The families that lived on either side of her house were pleasant and kind people, so if they called with a problem, she knew it was important to take it seriously.
It turned out there was a group of workers outside her home that were replacing the media junction box that literally sat on her property line.
The box in question belonged to Virgin Media – a phone, television, and internet provider. Apparently, the unit had been damaged, and the company didn’t want their services to be affected. They also didn’t ask her if it was okay.
Hanna jumped out of her car and demanded they stopped work immediately.
Not only were they adding in a unit that was far larger than the old one, but no one had told her they would be doing work on her property that effectively would make parking impossible. She felt the hairs on the back of her neck stand at attention as the men rolled their eyes and ignored her.
“They sent out notices months ago,” one of the muttered, flashing an annoyed glare at Hanna.
What was going on?! She never got one. It took an hour of frantic conversations with the surrounding residents before she finally got a disturbing answer.
The company had indeed sent out notices that they would be replacing the junction boxes.
But since Hanna wasn’t a customer, she didn’t get one! The insanity didn’t end there. In fact, it only got worse. After her neighbor happily agreed they could move it closer to her side of the property line, the men’s response was unbelievable.
They laughed at her!
Hanna felt the heat in her cheeks grow and the tears trickle down her cheeks – which only made them laugh more. This ugly box was now sitting in the middle of her driveway. She immediately reached out to the company.
After spending hours on hold, a representative finally connected with her.
“The box had been there for over 20 years, ma’am.” Hanna sighed, already feeling exhausted. “I’ve only been living there for 8 years.” He then put her through an infuriating run around.
“We sent out notices,” he repeated.
“But I’m not a customer and didn’t get one! And my neighbor who is a customer said it would be fine to move it over. The workers ignored this.” “There’s no drop curb there, ma’am,” he replied. She answered, “I know! I’ve had an application with the council for two years!”
It was now a maddening circle of arguments.
The old box had been smaller and possible to manoeuvre around when the driveway access went in, but the new box made it impossible. She hadn’t put in the finished driveway yet because she had to wait for the application to be approved. But that took time!
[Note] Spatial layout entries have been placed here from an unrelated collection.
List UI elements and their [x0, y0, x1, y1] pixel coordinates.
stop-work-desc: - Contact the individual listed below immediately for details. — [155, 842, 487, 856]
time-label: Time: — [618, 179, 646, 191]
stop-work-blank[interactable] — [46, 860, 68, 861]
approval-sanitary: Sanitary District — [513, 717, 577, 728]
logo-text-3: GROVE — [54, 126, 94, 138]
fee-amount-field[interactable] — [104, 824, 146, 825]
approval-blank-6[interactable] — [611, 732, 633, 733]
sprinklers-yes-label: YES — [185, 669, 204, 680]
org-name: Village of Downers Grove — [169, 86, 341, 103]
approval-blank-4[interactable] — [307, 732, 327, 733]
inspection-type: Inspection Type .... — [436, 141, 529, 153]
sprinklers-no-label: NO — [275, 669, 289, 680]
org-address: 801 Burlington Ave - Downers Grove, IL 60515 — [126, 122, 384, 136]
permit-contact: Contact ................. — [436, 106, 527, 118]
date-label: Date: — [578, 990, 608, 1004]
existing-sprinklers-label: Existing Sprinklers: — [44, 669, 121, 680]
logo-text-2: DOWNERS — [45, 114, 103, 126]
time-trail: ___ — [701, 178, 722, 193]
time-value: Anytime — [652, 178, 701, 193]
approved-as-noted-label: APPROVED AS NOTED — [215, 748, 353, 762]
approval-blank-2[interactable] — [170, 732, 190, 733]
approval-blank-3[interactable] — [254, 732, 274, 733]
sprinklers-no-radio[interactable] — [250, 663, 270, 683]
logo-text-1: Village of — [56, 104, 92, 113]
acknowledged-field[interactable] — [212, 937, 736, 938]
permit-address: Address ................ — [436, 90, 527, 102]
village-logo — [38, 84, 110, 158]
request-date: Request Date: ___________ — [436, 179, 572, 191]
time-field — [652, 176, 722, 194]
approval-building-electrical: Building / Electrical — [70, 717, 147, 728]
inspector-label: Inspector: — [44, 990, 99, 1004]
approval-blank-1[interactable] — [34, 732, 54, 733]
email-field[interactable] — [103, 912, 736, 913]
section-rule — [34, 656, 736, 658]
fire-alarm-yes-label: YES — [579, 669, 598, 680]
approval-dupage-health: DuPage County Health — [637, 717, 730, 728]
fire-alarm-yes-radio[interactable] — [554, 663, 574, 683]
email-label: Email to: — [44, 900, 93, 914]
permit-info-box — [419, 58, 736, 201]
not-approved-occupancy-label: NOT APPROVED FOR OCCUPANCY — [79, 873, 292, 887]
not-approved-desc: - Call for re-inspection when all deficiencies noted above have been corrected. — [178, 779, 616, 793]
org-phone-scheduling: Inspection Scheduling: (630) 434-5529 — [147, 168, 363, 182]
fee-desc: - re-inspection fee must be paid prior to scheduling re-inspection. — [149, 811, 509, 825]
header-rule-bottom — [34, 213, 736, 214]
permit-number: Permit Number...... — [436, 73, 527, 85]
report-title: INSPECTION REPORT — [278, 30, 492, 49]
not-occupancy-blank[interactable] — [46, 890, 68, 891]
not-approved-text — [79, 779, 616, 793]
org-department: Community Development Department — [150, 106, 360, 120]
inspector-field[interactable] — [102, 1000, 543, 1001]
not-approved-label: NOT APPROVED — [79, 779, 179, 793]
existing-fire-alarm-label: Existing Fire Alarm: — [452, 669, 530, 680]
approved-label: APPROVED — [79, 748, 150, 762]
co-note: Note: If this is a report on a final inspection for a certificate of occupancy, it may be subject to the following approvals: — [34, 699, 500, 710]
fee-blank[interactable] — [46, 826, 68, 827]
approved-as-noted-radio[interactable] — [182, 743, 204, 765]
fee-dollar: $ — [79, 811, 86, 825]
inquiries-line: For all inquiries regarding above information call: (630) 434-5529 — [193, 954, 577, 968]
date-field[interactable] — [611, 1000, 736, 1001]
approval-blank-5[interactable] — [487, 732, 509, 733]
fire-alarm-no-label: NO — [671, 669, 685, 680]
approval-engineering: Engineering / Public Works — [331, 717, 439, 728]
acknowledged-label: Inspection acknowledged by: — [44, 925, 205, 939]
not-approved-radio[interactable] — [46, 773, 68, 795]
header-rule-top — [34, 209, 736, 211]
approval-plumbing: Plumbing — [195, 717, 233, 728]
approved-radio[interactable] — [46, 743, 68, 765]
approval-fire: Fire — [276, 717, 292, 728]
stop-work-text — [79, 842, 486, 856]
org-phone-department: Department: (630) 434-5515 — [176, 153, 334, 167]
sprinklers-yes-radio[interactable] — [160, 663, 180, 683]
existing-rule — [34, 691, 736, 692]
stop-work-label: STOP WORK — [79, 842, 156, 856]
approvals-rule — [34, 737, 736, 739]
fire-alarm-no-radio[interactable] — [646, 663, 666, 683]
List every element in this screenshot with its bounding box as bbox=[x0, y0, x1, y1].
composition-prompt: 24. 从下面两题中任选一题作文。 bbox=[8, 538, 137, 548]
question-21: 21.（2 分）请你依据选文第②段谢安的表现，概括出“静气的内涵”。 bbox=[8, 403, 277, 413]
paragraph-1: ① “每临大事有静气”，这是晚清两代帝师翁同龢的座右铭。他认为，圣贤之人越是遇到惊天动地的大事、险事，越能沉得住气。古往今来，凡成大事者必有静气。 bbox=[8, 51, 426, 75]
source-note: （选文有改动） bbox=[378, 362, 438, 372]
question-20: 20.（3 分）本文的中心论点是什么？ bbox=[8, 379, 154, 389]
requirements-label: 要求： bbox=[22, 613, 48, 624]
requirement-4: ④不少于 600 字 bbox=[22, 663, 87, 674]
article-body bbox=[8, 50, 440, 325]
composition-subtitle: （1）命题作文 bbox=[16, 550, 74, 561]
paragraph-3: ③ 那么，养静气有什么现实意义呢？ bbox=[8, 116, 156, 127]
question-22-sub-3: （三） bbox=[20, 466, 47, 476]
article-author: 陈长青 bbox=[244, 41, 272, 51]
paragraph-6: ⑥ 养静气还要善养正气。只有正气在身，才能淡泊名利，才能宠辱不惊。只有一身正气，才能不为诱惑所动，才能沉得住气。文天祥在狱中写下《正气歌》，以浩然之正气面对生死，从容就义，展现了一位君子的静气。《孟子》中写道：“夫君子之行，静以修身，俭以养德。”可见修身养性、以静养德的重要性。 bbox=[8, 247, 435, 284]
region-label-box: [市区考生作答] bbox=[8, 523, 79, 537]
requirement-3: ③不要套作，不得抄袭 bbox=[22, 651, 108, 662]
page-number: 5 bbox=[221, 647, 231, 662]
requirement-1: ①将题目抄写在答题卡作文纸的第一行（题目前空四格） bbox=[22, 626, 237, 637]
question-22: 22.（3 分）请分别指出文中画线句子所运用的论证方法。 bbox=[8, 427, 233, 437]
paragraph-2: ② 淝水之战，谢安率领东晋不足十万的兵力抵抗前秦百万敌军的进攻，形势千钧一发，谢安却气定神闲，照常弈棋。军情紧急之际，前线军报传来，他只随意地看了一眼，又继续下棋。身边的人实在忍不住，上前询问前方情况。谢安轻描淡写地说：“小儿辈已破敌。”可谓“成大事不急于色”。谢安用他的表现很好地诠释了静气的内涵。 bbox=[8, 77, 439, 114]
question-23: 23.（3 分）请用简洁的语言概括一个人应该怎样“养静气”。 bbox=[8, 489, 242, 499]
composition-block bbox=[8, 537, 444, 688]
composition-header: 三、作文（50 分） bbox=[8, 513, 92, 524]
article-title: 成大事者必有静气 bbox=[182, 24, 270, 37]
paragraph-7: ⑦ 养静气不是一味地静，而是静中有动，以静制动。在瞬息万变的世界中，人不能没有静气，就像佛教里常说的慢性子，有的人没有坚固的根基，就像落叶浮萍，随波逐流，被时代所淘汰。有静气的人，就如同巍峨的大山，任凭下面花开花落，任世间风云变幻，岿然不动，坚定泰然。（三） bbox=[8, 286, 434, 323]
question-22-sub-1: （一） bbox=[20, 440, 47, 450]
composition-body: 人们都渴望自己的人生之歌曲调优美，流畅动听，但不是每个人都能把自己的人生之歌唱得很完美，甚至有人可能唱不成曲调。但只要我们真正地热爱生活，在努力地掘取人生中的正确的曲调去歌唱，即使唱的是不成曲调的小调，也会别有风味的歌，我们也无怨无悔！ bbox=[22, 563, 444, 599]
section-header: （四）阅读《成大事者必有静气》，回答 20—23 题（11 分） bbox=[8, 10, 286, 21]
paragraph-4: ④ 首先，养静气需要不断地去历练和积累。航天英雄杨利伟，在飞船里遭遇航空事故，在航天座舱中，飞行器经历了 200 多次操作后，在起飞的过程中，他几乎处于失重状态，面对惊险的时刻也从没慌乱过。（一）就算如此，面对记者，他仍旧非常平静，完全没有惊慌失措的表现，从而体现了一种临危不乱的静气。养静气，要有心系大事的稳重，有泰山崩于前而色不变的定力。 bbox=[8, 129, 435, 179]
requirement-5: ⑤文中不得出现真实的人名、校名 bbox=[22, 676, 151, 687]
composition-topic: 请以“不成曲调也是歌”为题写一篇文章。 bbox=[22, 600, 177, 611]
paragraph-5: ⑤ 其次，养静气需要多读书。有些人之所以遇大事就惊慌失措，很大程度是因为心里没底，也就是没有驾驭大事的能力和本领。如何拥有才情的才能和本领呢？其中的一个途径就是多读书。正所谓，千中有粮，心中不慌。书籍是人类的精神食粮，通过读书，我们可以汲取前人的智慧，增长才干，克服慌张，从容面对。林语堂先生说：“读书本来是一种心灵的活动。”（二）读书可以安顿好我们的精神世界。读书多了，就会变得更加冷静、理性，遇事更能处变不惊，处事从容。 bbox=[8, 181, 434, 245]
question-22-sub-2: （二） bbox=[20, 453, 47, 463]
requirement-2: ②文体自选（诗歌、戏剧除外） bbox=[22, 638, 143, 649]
The workers had ignored her pleas because she wasn’t a customer.
But even when an actual customer said it was okay to move the box, they said that person should have contacted them when the notices went out. She didn’t think it was possible, but things actually got worse.
When she finally decided to sell the house, she was going to lose money because there was no more driveway access.
Their road was already small and tricky to drive through, but now having nowhere to put the car, no one would want to buy it. When someone finally came back with a “solution”, she wanted to reach through the phone and strangle them.
“Ma’am, the department says that they can relocate the junction box.”
It was a brief moment of relief, but then the voice on the other side of the line said “quote.” They were willing to move the massive eyesore … but they expected her to pay for it!
The company’s public response was even worse.
They said, “Virgin Media has provided an opportunity for Ms. Dillon to have the cabinet moved.” They just conveniently left out the fact they expected her to shell out thousands to do it! She was only left with one option.
Hanna reached out to whoever she could through social media.
She had seen stories where public support had managed to force powerful companies to do the right thing. Maybe this could work too? All she wanted was for it to be moved to the side a little.
It didn’t take long. The story swept across the internet and through the news outlets.
Many people supported her plight and empathized with her frustration of the corporate run-around. But there were also those who lived thousands of miles away that had to put in their two cents.
Hanna stared at her computer screen, livid and bawling.
They said since the box had been there before she moved it, she had no rights. Non-technical people tried to talk as if they new how cables should be laid out – despite the company saying it was more than possible to move it.
In the end, the result wasn’t what she wanted at all.
The responses were mixed, and the media company wouldn’t budge. When the council finally got back to her and allowed the drop curb, it was too late. She still had it put in but getting in and out of the parking space was nearly impossible if her neighbor was also taking his space.
All Hanna could do was hope her neighbors would help her with correspondences with the company.
Maybe if they kept leaning on them, they might do something. Until then, she was stuck with the massive metal box in the middle of her driveway.